6.12.07

i will give up this house also, and his shape




geographical imaginations


Music produces space. Statement of the obvious, I know, but music plays a unique, often hidden, and sensuous role in place making, both physical and thematic. Get Lonely, of course, is about getting lost, and the very meaning of loneliness is spatial. As such, above all it is a music of place, of empty, lonely places. On this album space is a much a metaphor as a an actual lived landscape - spatialised, physical motifs and allusions abound throughout the album, so that John Darnielle might build up walls in which to lose himself, or trace a dreamlike (un)making of places that sound experienced and yet not quite there anymore.

Because space is as much about time as it is about place, and most of the scenes here seem like those from the past, always just behind us - that's slightly depressing, if somewhat relieving too. They are oddly detached tableaux, like we were looking at poorly projected super 8 stills scratched and dark. Yet still meticulously detailed. Building the most affective of occupied moments from the smallest suggestions, metonyms of a distinct geography of alienation, erasure and darkness. Dark highways "where unlucky stray dogs bleed"; hidden flowers on hillsides no one ever sees; half-light, empty streets; empty houses, morning chilled. So many empty houses, often in early morning, all closed in, looking out at winter weather.

Musically, the album eschews Darnielle's trademark frantic strumming that whacked around on The Sunset Tree, in favour of quieter band arrangements and even quieter string sections, at moments approaching the sepia-tones of Sodastream's softer work. The music is at times languid, lethargic even. The aural sense of a dark, stunted loss at the centre of the record.

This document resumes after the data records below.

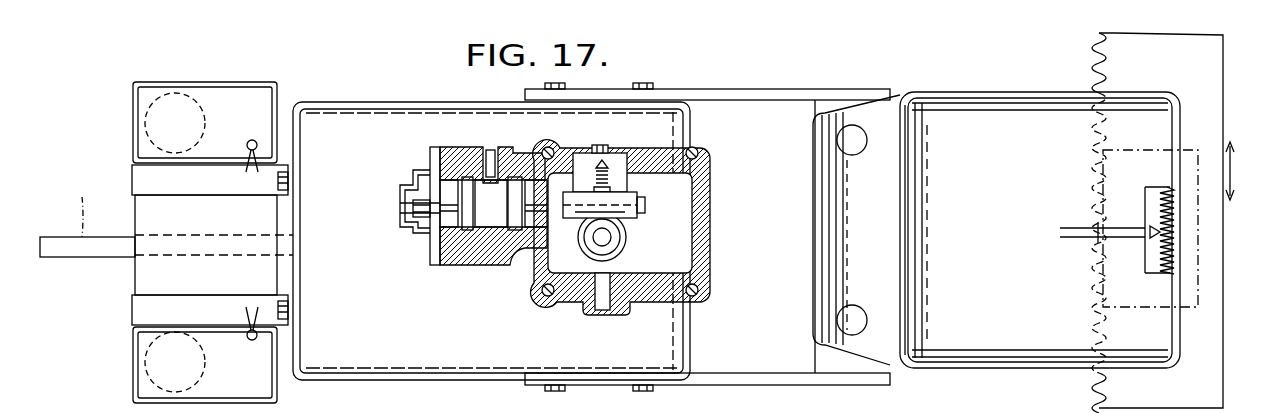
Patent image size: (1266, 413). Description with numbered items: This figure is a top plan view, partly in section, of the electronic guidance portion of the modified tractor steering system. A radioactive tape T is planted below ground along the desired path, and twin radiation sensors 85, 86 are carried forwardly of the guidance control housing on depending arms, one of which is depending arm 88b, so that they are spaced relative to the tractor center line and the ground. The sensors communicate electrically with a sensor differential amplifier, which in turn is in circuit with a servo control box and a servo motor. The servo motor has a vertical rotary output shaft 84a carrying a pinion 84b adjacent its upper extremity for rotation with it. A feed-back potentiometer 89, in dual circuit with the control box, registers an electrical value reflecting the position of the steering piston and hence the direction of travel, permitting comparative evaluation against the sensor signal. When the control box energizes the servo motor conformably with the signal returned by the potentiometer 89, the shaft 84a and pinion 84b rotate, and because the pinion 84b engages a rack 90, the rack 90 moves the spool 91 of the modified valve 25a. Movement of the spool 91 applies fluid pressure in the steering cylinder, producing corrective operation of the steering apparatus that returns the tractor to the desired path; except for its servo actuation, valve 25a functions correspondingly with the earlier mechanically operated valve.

The radioactive tape T is at (74, 206).
The modified valve 25a is at (452, 147).
The vertical rotary output shaft 84a is at (593, 238).
The pinion 84b is at (626, 240).
The radiation sensor 85 is at (147, 350).
The radiation sensor 86 is at (143, 128).
The depending arm 88b is at (290, 412).
The feed-back potentiometer 89 is at (1200, 233).
The rack 90 is at (650, 183).
The spool 91 is at (481, 203).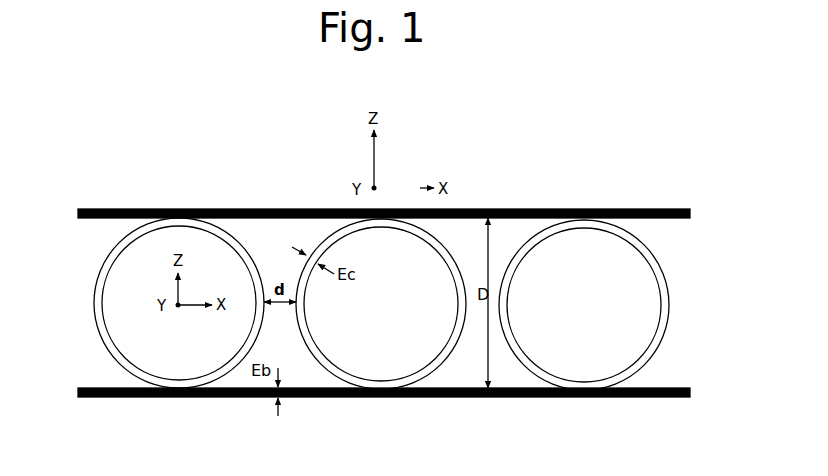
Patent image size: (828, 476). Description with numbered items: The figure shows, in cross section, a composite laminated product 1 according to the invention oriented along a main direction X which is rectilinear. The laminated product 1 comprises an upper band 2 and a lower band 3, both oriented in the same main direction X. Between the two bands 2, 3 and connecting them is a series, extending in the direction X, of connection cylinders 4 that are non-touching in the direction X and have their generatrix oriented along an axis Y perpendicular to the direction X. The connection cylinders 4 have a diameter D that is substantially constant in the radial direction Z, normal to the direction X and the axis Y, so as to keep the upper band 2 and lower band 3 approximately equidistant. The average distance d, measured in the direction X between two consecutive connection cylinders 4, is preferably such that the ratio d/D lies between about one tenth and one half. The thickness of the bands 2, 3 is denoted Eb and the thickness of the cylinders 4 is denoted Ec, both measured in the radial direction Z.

The composite laminated product 1 is at (516, 179).
The upper band 2 is at (98, 213).
The lower band 3 is at (122, 392).
The connection cylinders 4 is at (103, 287).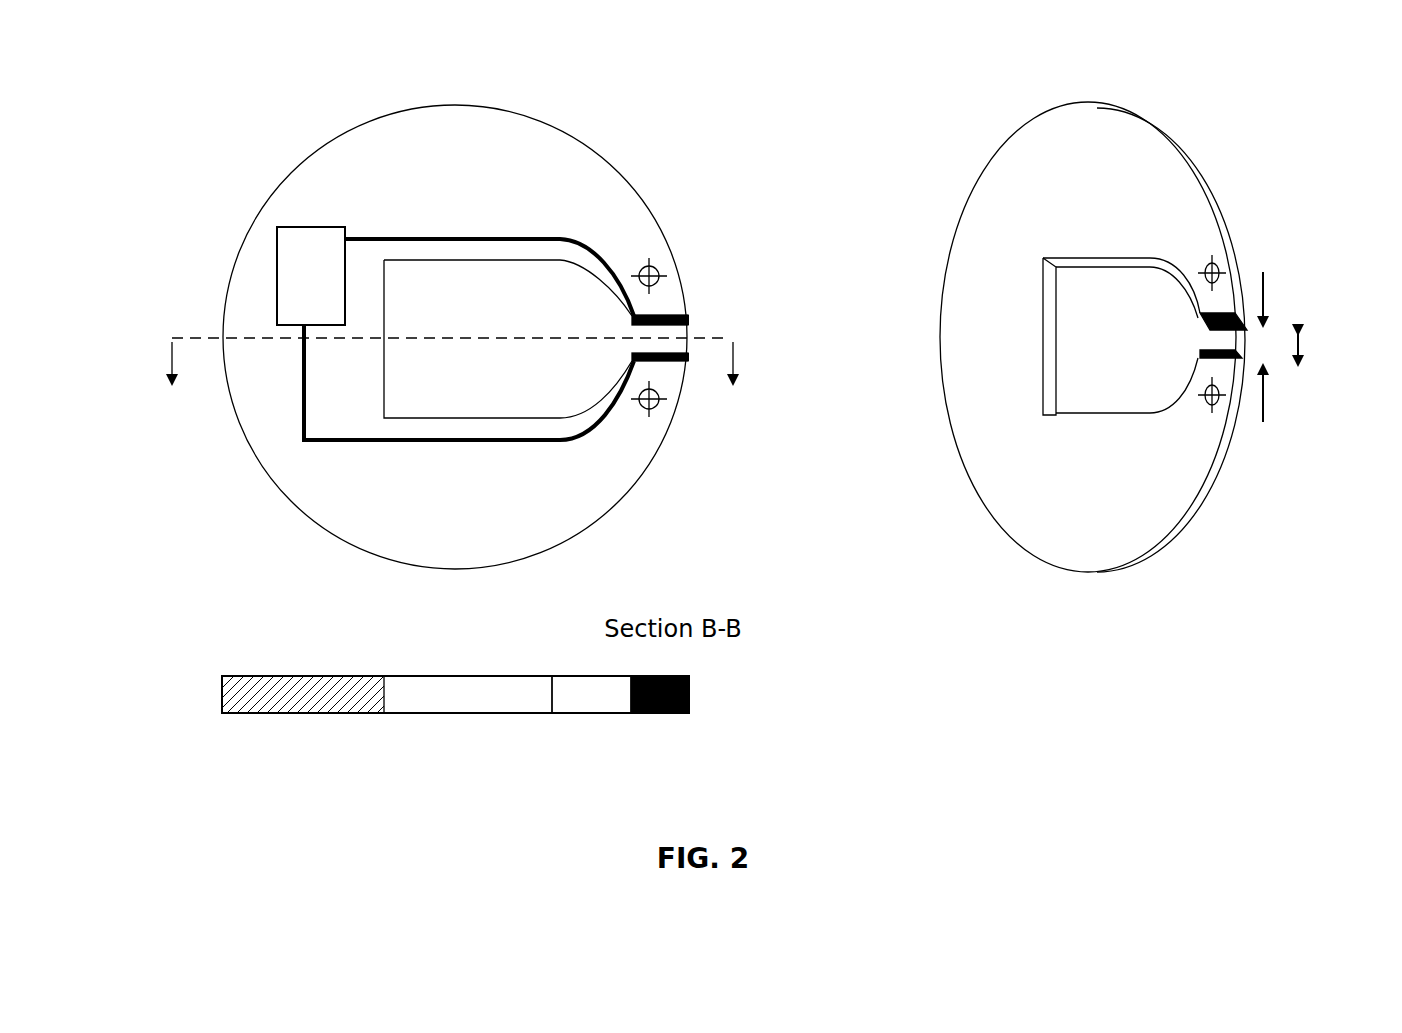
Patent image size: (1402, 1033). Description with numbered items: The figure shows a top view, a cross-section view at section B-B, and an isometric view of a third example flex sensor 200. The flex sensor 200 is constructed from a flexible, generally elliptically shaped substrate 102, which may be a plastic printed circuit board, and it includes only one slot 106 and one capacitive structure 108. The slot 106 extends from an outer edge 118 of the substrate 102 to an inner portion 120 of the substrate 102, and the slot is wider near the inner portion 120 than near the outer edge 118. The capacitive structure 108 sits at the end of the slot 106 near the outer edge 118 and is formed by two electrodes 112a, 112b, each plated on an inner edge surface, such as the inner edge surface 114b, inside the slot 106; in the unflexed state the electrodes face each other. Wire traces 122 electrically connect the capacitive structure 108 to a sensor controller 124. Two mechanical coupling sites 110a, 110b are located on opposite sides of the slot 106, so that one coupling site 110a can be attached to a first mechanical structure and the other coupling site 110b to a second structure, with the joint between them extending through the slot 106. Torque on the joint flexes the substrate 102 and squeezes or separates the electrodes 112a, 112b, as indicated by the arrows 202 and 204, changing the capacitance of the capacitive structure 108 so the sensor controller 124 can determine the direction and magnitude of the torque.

The flex sensor 200 is at (214, 76).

The beginning drum pattern and steel shakes of New Monster Avenue remind me hugely of Grand Salvo, an artist who with the same sort of instrumentation seems to evoke a dusty, Australian desert. Here, however, these steely frames seem to produce nothing but an empty house: "shadows on the broad, canopy of trees / sometime after midnight, the ground is gonna freeze". Starkly insulated, there is no one here, even when people are there - the title track:
"I will rise up early and dress myself up nice
and I will leave the house and check the deadlock twice.
and I will find a crowd and blend in for a minute
and I will try to find a little comfort in it.
and I will get lonely and gasp for air.
and send your name up from my lips like a signal flare.
and I will go downtown, stand in the shadows of the buildings
and button up my coat, trying to stay strong, spirit willing.
and I will come back home, maybe call some friends,
maybe paint some pictures,
it all depends.
and I will get lonely and gasp for air.
and look up at the high windows, and see your face up there."

The sense of territory here is constantly uplifted, as Darnielle takes sad, slow migratory movements across and within each track, drifting through settings that never seem to settle (him). Not that it's so much a journey - one of the most affecting realisations of Get Lonely is that there is truly no narrative here, only incremental stumbles into different places, none more resolved than the last. A wandering, vagrant suspension in somewhere (nowhere?), lost and cold, frozen emotions.

Moon Over Goldsboro: "I lay down in the weeds, it was a real cold night / I was happy until the overnight attendant switched on the floodlight" - light as pain - all shades and shadows hurt here. "Frost on the sidewalk, white as a bone / Tried to get close to you again, always wake up alone". Ghosts.

"I turned my face away and I shut my eyes tight
and dreamed about the flowers that hide from the light on dark hillsides
in the hidden places."
From In the Hidden Places, an image that almost captures (and capture is the right word here) the kind of place Get Lonely takes you to, a harsh and hard place to be, one you only escape when the cd clicks off twelves songs later after In Corolla, where Darnielle and we finally disappear into the water's vertical horizon.


The Mountain Goats - Get Lonely

1 riffs:

Eleanor said...

This is such an incredibly beautiful piece, Lawson.. and although I'm not properly acquainted with Darnielle's lyricism (and quite possibly not qualified to say anything, yet again), I know what it is to draw and be drawn to such musical imaginings. It becomes that very distinct geographical landscape when the listener retreats to their imagination. While the landscape you paint here is so lonely and so desolate, it is still that beautiful and that fascinating. Similarly with my visual impression of Queen's early music - although I find their mythological landscapes just so breathtaking, there will always be that feeling of loneliness.. because as much as I can render such a vivid impression of this music and everything associated with it, no one else can see what I see and no one else can feel what I feel.